More From This Section
Most fans will salivate at a Group G match on June 15 between the Ivory Coast, a least developed economy, and Portugal, which, despite its diminutive size, is ten times larger than its African opponent and 129 places above it in the UN’s human development index. But who cares about rich or poor when the sumptuous skills of Salomon Kalou, the Toure brothers and Emmanuel Eboue are tested against Ronaldo, Simao, Deco and Ricardo Cavalho.
Run an eye over the players listed in the paragraph above and you’ll notice that no matter what their nationalities and skin colour, all of them play for the most glamorous, top-dollar clubs in Europe (which remains the epicentre of the industry).
That’s the wonder of the world of football — it grows from strength to strength and has created an equality of opportunity and level of labour mobility that would be the envy of any global conglomerate. It could be argued that talent gets a premium over provenance in any sport — golf, hockey, Formula 1 racing, rugby, cricket. True, but none of them operate on quite the same scale as football and none of them have such low entry barriers.
Indeed, football represents the dictatorship of the proletariat, to use a dated term, in extremis. There are no Oxbridge or Ivy League or, for that matter, any graduates to be found in football teams. Its ranks are filled by factory workers, coal-miners, odd-job men, night-watchmen and so on, who can credibly dream of earning, by their mid-twenties, what investment bankers take years to accumulate (and evidence suggests football is the more stable business). The defiant, bling culture that footballers have created — as hyperbolically portrayed in such serials as Footballers’ Wives — is a reflection of this class triumphalism.

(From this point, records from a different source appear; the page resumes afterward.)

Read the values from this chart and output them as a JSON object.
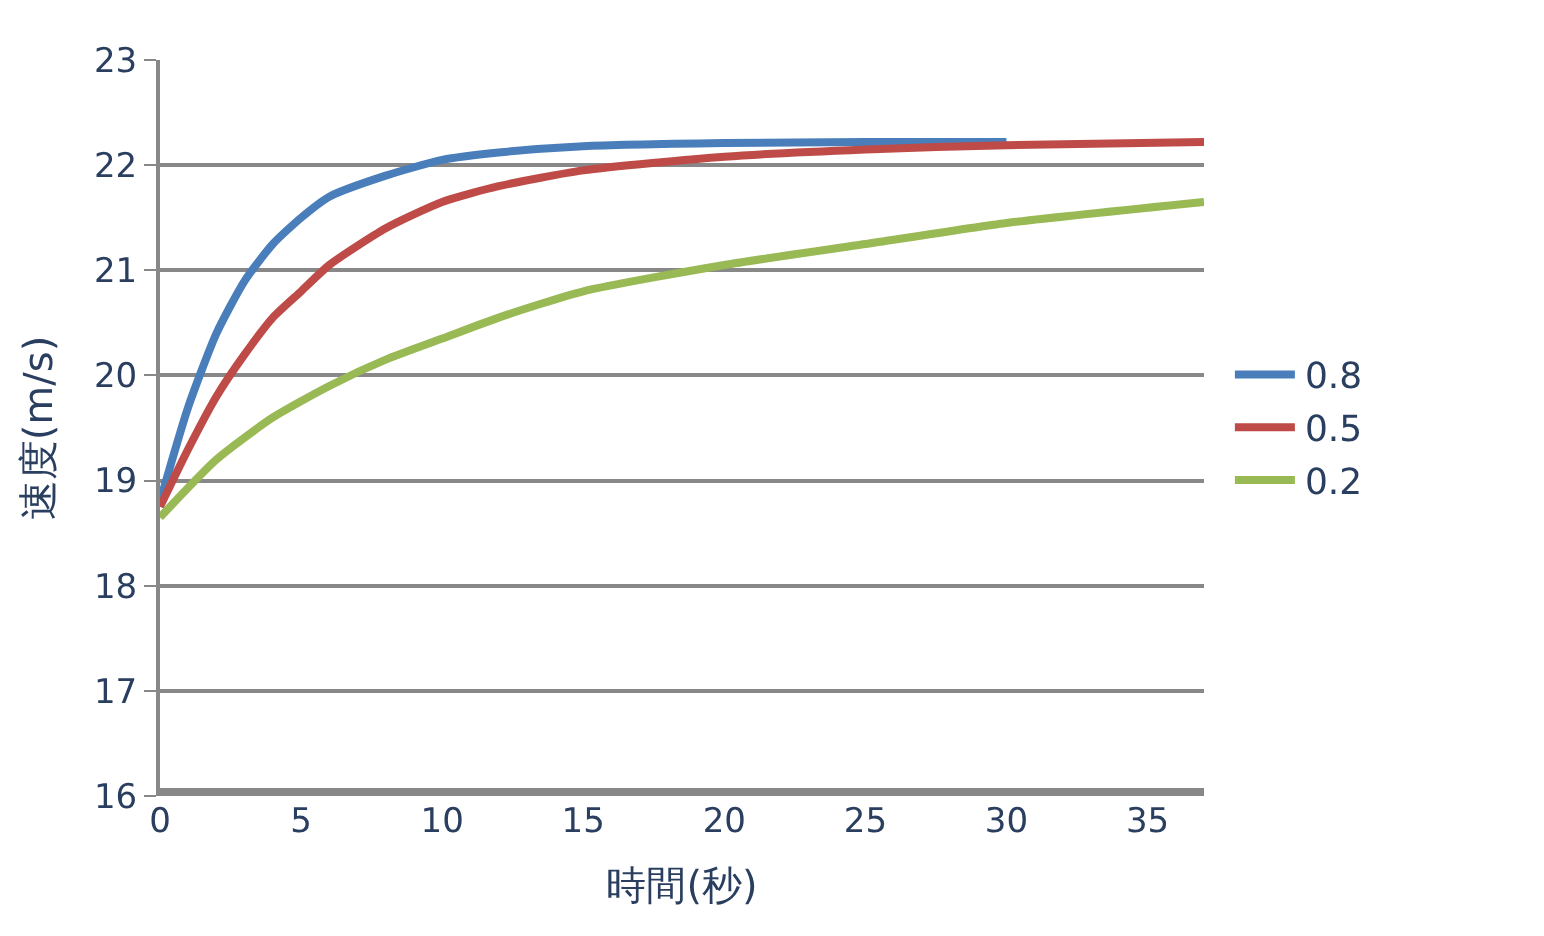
{
  "chart_data": {
    "type": "line",
    "xlabel": "時間(秒)",
    "ylabel": "速度(m/s)",
    "xlim": [
      0,
      37
    ],
    "xticks": [
      0,
      5,
      10,
      15,
      20,
      25,
      30,
      35
    ],
    "ylim": [
      16,
      23
    ],
    "yticks": [
      16,
      17,
      18,
      19,
      20,
      21,
      22,
      23
    ],
    "grid": "y",
    "legend": "right",
    "marker": "none",
    "line_style": "solid",
    "series": [
      {
        "name": "0.8",
        "color": "#4a7ebb",
        "x": [
          0,
          1,
          2,
          3,
          4,
          5,
          6,
          8,
          10,
          12,
          15,
          20,
          25,
          30
        ],
        "values": [
          18.8,
          19.7,
          20.4,
          20.9,
          21.25,
          21.5,
          21.7,
          21.9,
          22.05,
          22.12,
          22.18,
          22.21,
          22.22,
          22.22
        ]
      },
      {
        "name": "0.5",
        "color": "#be4b48",
        "x": [
          0,
          1,
          2,
          3,
          4,
          5,
          6,
          8,
          10,
          12,
          15,
          20,
          25,
          30,
          37
        ],
        "values": [
          18.75,
          19.3,
          19.8,
          20.2,
          20.55,
          20.8,
          21.05,
          21.4,
          21.65,
          21.8,
          21.95,
          22.08,
          22.15,
          22.19,
          22.22
        ]
      },
      {
        "name": "0.2",
        "color": "#98b954",
        "x": [
          0,
          2,
          4,
          6,
          8,
          10,
          12,
          15,
          20,
          25,
          30,
          37
        ],
        "values": [
          18.65,
          19.2,
          19.6,
          19.9,
          20.15,
          20.35,
          20.55,
          20.8,
          21.05,
          21.25,
          21.45,
          21.65
        ]
      }
    ]
  }
}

Yet the dynamics of this business are unabashedly capitalist. There is nothing remotely socialist about the way football clubs operate — no affirmative action, subsidies or state intervention — though they are subject to regulation. Many of the African players in Europe perform in an environment of rank racism (spectators make monkey noises and so on), a world away from the politically correct neutrality of the average multinational.
The simple performance-driven profitability of the industry demands that no successful football manager can afford to discriminate on grounds of race or colour. It’s a reality that can turn an Ivorian playing for a club owned by a Russian oligarch into an adored English icon.
Surely, that’s something to cheer about.